Le constat dressé dans Le Lagon noir à travers les portraits d’hommes en particulier est très noir. Célibataire, la victime du Lagon noir vivait en banlieue dans un appartement ultra minimaliste au frigo vide excepté pour les fruits de son trafic et semble n’avoir « ni famille ni amis » (32).

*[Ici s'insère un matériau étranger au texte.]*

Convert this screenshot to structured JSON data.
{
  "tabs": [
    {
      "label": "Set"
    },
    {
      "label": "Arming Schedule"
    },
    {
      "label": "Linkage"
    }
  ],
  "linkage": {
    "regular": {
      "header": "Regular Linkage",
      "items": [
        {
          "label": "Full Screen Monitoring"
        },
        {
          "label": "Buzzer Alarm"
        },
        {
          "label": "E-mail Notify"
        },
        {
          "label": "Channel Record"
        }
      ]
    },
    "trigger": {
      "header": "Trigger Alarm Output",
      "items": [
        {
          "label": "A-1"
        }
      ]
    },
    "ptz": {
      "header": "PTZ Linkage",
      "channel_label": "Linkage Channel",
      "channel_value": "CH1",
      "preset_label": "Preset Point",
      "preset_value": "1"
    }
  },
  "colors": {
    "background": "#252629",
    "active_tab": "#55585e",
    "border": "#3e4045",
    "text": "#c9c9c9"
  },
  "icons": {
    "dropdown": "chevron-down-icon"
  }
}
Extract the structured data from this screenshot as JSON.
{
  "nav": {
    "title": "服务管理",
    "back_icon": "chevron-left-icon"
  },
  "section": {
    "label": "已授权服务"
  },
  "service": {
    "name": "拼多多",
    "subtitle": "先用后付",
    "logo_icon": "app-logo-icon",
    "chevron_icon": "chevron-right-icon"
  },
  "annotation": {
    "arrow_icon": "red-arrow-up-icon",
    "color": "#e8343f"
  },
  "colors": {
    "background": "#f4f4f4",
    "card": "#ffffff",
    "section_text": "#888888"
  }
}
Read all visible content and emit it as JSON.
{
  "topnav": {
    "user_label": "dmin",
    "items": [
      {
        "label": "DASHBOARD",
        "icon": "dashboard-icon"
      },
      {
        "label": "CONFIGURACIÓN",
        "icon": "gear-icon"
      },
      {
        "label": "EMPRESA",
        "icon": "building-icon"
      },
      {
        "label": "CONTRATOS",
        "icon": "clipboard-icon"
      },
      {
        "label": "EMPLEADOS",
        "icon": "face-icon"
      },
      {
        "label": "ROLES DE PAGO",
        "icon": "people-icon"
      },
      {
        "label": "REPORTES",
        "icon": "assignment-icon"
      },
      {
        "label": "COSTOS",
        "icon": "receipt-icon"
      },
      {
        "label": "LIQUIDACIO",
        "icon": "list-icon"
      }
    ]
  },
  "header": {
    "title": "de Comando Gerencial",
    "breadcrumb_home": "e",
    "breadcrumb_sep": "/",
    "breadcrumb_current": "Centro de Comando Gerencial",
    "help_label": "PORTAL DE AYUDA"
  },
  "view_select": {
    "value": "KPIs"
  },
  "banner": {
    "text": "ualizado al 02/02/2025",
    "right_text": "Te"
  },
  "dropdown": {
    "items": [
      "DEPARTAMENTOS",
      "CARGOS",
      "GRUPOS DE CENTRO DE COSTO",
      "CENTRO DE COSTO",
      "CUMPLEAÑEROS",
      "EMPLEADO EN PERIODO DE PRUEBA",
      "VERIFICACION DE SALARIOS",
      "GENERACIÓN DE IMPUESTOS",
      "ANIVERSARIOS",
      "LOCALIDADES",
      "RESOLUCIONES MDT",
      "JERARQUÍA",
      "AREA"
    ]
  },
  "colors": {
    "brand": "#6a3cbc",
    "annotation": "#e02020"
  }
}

Le journaliste d’investigation qui l’aurait poussé à espionner sur la base n’est qu’une loque vivant au milieu de ses souvenirs dans un studio rempli d’ordures (138). Ayant grandi à Kamp Knox, le quartier déshérité installé sur un ancien camp militaire (34), l’un est un clochard à l’ « odeur pestilentielle » qui se nourrit dans les poubelles (228). Après avoir bien vécu de ses petits trafics tant qu’il travaillait à l’armée (274), l’autre, la bonne cinquantaine (284), travaille dans une station-service et n’a « ni femme ni enfant ». (275) Sa rencontre lumineuse avec Dagbjört, la disparition inexpliquée de cette dernière et la peur panique d’être injustement accusé sont « un enfer dont [il n’a] pas réussi à [se] libérer ». (342) Quant au dernier, c’est un ermite maladif qui ne sort plus de chez lui depuis la mort de sa mère et attendait lui aussi depuis très longtemps que la police vienne frapper à sa porte (365).
En cela, Le Lagon noir d’Arnaldur INDRADISON reste fidèle à la tradition suédoise du réalisme social.
Le Lagon noir : intensément humain
Ce qui marque dans l’écriture du Lagon noir, c’est son extrême équilibre et sa sensibilité magnifique.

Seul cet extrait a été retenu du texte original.